##
## This awk script consolidates multiple OpenPegasus log files from
## the various OOP processes (Each process generates a separate log file)
## into a single log file sorted by time.  
## It consolidates multiple line log records into single line records for
## the sort process and maps the time from the original trace format
## for subsequent sort.

## It produces an output of the records from all input trace files consolidated
## into a single output stream to standard output

## awk -f consolidateTrace.awk [input file list] >outputfile

## 
## This script substitutes for the EOL character in those lines where
## the EOL does not represent a complete record for the input files and
## outputs the result to a temp output file the substitution is defined in
## localRS below. This is to ensure that multiline trace elements (ex.
## the XML output) gets sorted as a single entity.

BEGIN {
    accum = ""
    ## local record separator.  NOTE: This may be to simplistic since we
    ## are just using a single character (formfeed) as the separator right
    ## now. We could consider a more complex pattern but then would have
    ## to modify also the script that reseparates this into multiple lines.
    LocalRS = "\f"
    namesFile = "FileNames.txt"
}

## This line is not a complete log record, time field not correct
## add the current record to the record accumulator with the localRS
## (Record Separator) since this is  a multiline log record (i.e. no time as
## first field)
$0 !~ /^[0-9]{10}s-[0-9]{1,6}us: / {
    accum = accum LocalRS $0
}

## For all trace records (i.e. with time), accumulate everything until the next
## trace record in an accumulator record.
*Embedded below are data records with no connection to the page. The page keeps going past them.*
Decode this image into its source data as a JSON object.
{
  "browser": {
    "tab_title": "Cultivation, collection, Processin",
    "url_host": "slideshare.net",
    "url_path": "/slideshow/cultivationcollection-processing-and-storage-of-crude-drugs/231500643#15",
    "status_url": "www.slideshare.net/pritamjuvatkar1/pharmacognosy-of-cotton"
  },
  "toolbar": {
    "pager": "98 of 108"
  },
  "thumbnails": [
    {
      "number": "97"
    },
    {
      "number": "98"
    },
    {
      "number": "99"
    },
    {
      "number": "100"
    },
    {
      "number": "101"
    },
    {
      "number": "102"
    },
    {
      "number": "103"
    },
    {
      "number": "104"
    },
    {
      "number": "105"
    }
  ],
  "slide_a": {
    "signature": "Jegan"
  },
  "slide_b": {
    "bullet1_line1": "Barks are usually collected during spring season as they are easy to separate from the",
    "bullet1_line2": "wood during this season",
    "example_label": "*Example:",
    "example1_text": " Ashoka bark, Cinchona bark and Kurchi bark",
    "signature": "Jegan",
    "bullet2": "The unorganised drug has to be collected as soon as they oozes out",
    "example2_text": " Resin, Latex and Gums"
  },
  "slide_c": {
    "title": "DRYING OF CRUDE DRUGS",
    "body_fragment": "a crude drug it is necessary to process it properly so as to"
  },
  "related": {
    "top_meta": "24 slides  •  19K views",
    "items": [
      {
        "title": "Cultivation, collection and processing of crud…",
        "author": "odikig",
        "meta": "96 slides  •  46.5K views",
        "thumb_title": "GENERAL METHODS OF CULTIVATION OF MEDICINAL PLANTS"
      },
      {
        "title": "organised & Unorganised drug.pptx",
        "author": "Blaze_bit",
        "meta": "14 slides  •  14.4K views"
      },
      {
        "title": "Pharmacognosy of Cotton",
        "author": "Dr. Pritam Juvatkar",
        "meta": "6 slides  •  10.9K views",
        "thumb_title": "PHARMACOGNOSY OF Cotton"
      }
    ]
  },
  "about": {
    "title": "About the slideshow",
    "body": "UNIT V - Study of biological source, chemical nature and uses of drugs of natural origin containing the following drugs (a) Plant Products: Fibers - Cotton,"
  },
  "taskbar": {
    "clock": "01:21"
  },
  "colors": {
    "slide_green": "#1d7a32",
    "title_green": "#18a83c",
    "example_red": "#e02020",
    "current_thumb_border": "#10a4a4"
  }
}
Also map to a fixed length output
## for the time field so that it sorts properly.  This is because the
## microseconds part today is variable length (i.e. number of microseconds
## as opposed to parts of a second so that the field length is variable

/^[0-9]{10}s-[0-9]{1,6}us: / {
    ## Normalize the time field for a sort from  seconds and microseconds
    ## seconds.microseconds as a single decimal number of fixed length so 
    ## we can use the sort program correctly.
    split($1, timeFields,"-")
    sub("s$","",timeFields[1])
    sub("us:$","",timeFields[2])

    ## expand the us field to 6 characters.
    while (length(timeFields[2]) < 6)
    {
        timeFields[2] = "0" timeFields[2]
    }
    $1 = timeFields[1] "." timeFields[2] ":"

    if (accum != "")
    {
        print accum
        accum = ""
    }
    accum = $0
}

## get the filename if this is the first record of a file
## Assumes the first record is a valid log record.
FNR == 1{
    ## get the process id and save the file name for that process ID
    processID = substr($3,2,4)
    filenameArray[processID] = FILENAME
}

## output the array of process IDs vs filenames into a file for later use.
END {
    for (id in filenameArray)
    {
        print  id, filenameArray[id] >> namesFile
    }
}